Jing LI
Prof. Jing LI
Accounting and Law
Deputy Area Head of Accounting and Law
Associate Professor

3917 1004

KK 1212

Publications
Accounting information and risk shifting with asymmetrically informed creditors

This paper explores the effects of public information such as accounting earnings in a competitive lending setting with risk shifting. Debt financing creates incentives for borrowers to take on excessive risks, in particular in bad states of the world. If a privately informed inside creditor bids against outside creditors to extend a loan, public information levels the playing field, which affects the bidding and risk shifting. Nonetheless, a perfect public signal would yield the least efficient outcome: introducing some measurement noise alleviates risk shifting by subjecting outside creditors to the winner’s curse, allowing borrowers in bad states cheaper access to loans. However, for pessimistic priors about the borrower, greater public signal precision can alleviate risk shifting, at the margin. We discuss implications for financial reporting regulations along the business cycle and for creditor turnover.

Career Concerns, Investment, and Management Forecasts

A firm manager is concerned about both the firm value and the market assessments of his abilities. When investing in a project, he has private knowledge of his project-related ability that interacts with the project investment, and his general ability that produces a cash flow independent of the project cash flow. The concerns about the general (project-related) ability assessment create a signaling incentive to decrease (increase) investment. In the presence of underinvestment (overinvestment), higher-quality earnings information reduces (improves) equilibrium efficiency. When the manager issues an earnings forecast as an additional signaling device, the forecast is upwardly biased, and the equilibrium investment is smaller than that without a forecast. The latter is because the signaling incentive to decrease investment is strengthened. When the manager’s concerns about the general ability assessment are relatively large, he is better off by committing to no forecast. Novel empirical predictions about investment and earnings forecast emerge.
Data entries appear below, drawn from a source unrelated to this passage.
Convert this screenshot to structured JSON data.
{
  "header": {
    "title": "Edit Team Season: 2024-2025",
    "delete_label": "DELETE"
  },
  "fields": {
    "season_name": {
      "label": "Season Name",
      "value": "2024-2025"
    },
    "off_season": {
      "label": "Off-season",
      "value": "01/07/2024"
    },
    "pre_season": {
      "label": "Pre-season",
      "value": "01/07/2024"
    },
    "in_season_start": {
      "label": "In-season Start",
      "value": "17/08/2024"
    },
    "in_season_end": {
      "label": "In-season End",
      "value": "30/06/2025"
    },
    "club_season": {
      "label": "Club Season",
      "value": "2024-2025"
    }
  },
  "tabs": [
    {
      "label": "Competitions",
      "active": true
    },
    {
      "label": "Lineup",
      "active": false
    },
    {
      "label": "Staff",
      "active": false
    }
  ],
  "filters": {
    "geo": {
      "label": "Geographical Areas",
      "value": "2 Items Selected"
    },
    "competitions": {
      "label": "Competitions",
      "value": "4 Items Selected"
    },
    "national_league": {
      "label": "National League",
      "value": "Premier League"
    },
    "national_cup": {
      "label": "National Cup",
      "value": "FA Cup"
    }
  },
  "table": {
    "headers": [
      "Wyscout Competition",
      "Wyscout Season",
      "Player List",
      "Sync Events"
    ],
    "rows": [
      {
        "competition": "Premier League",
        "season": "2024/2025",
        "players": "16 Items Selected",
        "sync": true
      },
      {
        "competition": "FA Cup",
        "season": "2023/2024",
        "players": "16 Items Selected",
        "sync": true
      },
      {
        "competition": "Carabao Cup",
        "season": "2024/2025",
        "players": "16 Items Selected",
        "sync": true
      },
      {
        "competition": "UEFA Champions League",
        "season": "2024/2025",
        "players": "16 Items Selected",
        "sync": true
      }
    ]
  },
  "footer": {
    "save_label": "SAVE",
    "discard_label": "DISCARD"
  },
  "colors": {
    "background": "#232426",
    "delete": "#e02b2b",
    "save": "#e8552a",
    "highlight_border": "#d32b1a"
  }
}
Selective Disclosure, Expertise Acquisition, and Price Informativeness

We examine how a firm's disclosure-audience policy affects investors' expertise acquisition and price informativeness in the market. We distinguish the investors' information advantage due to superior access from that due to superior ability to process information. We show that targeted selective disclosure to sophisticated investors may encourage greater expertise acquisition on the part of investors and lead to more informative prices than either public disclosure or untargeted selective disclosure, because the value of expertise is maximized if sophisticated investors gain exclusive information access at a relatively low cost. These results illuminate the persistence of private communications between investors and firms in the post–Regulation Fair Disclosure era and provide implications for regulators in addressing increasing concerns raised about the enforcement of Regulation Fair Disclosure.
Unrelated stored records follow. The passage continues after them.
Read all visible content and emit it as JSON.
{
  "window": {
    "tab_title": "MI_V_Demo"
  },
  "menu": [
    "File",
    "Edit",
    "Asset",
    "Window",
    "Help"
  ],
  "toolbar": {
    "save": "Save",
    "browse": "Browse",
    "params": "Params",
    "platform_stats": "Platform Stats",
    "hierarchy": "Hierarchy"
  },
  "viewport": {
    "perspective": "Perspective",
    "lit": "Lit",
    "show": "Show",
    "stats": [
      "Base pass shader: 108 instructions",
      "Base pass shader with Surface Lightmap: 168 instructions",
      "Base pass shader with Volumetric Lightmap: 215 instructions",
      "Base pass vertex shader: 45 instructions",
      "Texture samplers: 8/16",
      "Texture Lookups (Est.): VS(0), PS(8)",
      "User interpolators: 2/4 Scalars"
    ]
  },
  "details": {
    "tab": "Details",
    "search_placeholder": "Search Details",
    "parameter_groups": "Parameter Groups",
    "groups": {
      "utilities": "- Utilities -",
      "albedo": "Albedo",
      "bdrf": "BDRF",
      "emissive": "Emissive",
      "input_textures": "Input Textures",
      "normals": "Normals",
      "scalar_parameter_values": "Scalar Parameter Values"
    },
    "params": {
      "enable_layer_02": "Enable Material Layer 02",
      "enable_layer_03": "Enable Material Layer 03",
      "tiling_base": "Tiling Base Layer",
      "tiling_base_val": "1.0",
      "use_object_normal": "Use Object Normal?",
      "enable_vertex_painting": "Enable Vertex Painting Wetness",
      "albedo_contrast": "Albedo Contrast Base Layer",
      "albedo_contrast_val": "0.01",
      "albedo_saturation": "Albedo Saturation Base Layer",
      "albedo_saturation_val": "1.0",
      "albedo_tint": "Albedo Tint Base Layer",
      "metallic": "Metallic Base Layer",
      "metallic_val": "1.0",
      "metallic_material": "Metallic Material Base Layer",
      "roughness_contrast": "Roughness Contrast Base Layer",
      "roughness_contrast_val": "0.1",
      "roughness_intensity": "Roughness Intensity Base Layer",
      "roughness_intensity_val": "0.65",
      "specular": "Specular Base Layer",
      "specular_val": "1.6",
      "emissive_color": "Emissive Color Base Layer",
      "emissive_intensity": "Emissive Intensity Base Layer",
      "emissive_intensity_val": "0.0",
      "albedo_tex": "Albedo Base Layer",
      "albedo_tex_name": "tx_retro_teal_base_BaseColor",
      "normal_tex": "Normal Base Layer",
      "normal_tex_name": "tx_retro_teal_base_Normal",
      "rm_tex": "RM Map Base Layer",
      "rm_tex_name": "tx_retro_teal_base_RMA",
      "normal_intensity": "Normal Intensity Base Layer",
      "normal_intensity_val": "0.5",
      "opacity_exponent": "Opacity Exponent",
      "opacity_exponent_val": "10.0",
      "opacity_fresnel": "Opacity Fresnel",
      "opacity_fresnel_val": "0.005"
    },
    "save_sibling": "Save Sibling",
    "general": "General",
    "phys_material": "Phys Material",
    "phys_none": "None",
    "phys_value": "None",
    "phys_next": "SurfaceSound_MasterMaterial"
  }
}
Strategic Nondisclosure in Takeovers

We examine takeover auctions when an informed bidder has better information about the target value than a rival and target shareholders. The informed bidder’s information is either hard or soft, and only hard information can be credibly disclosed. We show that withholding information creates a winner’s curse, thereby serving as a preemption device that deters the rival’s participation. In turn, an endogenous dis- closure cost arises that induces the informed bidder to optimally withhold favorable information to minimize the acquisition price—breaking down the standard unraveling result, even if his information is always hard. Perhaps surprisingly, stronger competition from the uninformed bidder can reduce the target shareholders’ payoff and increase the payoff of the informed bidder while unambiguously improving social welfare. Moreover, “hardened” information can reduce the gains to trade, decreasing welfare but increasing shareholders’ payoff. Our results provide a cautionary note to promoting more competition and more disclosure.